I was in the toy aisle at TJ Maxx, scoping out ideas for the boys' Christmas, when it happened. Another woman, there with a toddler, asked me if I saw a particular toy. I was mid-answer when I saw her eyes drop and widen. Simultaneously I felt the front fastener of my brassiere burst open. What on earth? This has never happened before.
Turning my back to the other woman, I reached up the bottom of my shirt, thinking to refasten it. Instead, I felt the pieces of the broken clasp fall into my hand. Good goose on the loose, I do not need this.
I snatched a toy drum from the shelf in front of me and clutched it as a shield, my mind turning furiously. Must get out, must get out, my brain chanted. As I passed the redlined linens, I exchanged the drum for a rectangular tablecloth marked down to $3.00 Have I mentioned we have two dining tables at our house? An oval and a circle.
I did a fine job of crossing my arms - sadly quite low - at the checkout, and thankfully the TJ Maxx bag with my tablecloth inside was huge, but then what?
You see, like most women, I have a Favorite Bra. Make that had - mine had just died. The others, in my top dresser drawer at home, were adequate, but Not Quite It.
It was then that I remembered the hushed conversations I'd heard in lingerie departments all around the city, every one of which contained the same words: Hanes Mill Outlet.
The Hanes Mill Outlet, on Mill Street just off of Stratford is, indeed, directly underneath the factory.

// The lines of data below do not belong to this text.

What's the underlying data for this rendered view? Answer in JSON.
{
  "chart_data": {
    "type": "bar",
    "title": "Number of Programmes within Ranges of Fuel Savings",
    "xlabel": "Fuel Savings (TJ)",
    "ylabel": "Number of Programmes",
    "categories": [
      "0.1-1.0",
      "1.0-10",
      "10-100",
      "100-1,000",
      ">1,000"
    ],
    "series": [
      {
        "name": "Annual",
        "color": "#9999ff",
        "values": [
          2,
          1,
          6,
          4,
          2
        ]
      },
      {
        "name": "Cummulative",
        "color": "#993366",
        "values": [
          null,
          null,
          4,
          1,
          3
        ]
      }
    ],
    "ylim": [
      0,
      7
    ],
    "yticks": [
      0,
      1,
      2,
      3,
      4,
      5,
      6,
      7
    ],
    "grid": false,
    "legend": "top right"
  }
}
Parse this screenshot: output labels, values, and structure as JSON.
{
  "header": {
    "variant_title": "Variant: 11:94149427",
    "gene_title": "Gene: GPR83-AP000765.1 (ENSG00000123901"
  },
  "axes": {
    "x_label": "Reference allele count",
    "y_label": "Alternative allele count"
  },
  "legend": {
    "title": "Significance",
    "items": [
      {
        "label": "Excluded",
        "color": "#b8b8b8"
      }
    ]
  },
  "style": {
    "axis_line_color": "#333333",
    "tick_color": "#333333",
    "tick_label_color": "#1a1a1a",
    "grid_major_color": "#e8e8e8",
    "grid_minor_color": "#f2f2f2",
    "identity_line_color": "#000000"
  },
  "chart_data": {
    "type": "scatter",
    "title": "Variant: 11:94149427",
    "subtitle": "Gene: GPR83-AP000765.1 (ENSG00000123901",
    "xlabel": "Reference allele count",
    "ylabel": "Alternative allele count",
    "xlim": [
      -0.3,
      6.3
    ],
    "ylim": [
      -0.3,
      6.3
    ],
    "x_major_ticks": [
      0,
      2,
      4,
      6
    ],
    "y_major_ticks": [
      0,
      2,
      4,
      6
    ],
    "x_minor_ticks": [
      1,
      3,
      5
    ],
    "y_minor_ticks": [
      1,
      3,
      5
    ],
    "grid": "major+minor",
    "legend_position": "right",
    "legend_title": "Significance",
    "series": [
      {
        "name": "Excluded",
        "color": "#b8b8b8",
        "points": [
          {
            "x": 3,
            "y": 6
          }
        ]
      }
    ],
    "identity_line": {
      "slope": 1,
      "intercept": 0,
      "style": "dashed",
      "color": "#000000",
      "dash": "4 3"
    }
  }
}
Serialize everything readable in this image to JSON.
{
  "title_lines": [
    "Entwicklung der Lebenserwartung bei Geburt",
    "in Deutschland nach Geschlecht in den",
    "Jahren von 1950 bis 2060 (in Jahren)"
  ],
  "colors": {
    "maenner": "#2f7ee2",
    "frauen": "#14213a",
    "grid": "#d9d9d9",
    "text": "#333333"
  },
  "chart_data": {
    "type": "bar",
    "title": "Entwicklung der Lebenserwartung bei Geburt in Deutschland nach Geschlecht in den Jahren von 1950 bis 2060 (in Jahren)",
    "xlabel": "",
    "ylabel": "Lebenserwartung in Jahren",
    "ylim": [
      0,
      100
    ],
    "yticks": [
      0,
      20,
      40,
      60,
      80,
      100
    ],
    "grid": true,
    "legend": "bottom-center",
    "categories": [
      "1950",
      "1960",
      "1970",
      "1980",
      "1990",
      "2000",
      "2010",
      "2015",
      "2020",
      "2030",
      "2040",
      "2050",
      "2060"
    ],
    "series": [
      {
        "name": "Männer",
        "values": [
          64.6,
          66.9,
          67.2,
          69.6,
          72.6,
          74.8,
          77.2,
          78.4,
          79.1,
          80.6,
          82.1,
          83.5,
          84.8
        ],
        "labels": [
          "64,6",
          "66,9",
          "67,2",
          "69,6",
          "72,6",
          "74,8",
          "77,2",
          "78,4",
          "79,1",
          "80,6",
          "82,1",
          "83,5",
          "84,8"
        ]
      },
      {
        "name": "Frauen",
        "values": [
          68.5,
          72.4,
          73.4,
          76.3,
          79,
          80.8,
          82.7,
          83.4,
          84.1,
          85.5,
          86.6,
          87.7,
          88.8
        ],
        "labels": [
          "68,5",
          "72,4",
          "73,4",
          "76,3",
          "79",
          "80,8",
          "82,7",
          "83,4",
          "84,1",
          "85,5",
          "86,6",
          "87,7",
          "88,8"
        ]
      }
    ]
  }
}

Here's what this means:
1. You will hear large, wheeled bins or some such being pushed over your head.
2. You will know that you are shopping in a basement.
There's little effort made to pretty it up - I found six previously unseen grey hairs with that lighting. But at all times there are certified bra fitters there, at all times there are half cupsizes there, at all times there are hard-to-find sizes there, and at all times you can expect to save somewhere between 20 to 30%.
Within my own size, I found bras to minimize, bras to push them up to a freakish elevation, bras to make me look like I was packing twin torpedoes, bras to make me look like I wasn't wearing a bra but gravity hadn't yet been so cruel, and, thankfully, a new Favorite Bra. I bought two to be prepared. I may carry an extra one in my purse at all times, the whole TJ Maxx thing was that traumatic.
I also bought a new sports bra. The package assures me that it's versatile enough to wear on its own as a top. With no shirt over it, do you understand? Let me tell you now, that will never happen. You're welcome.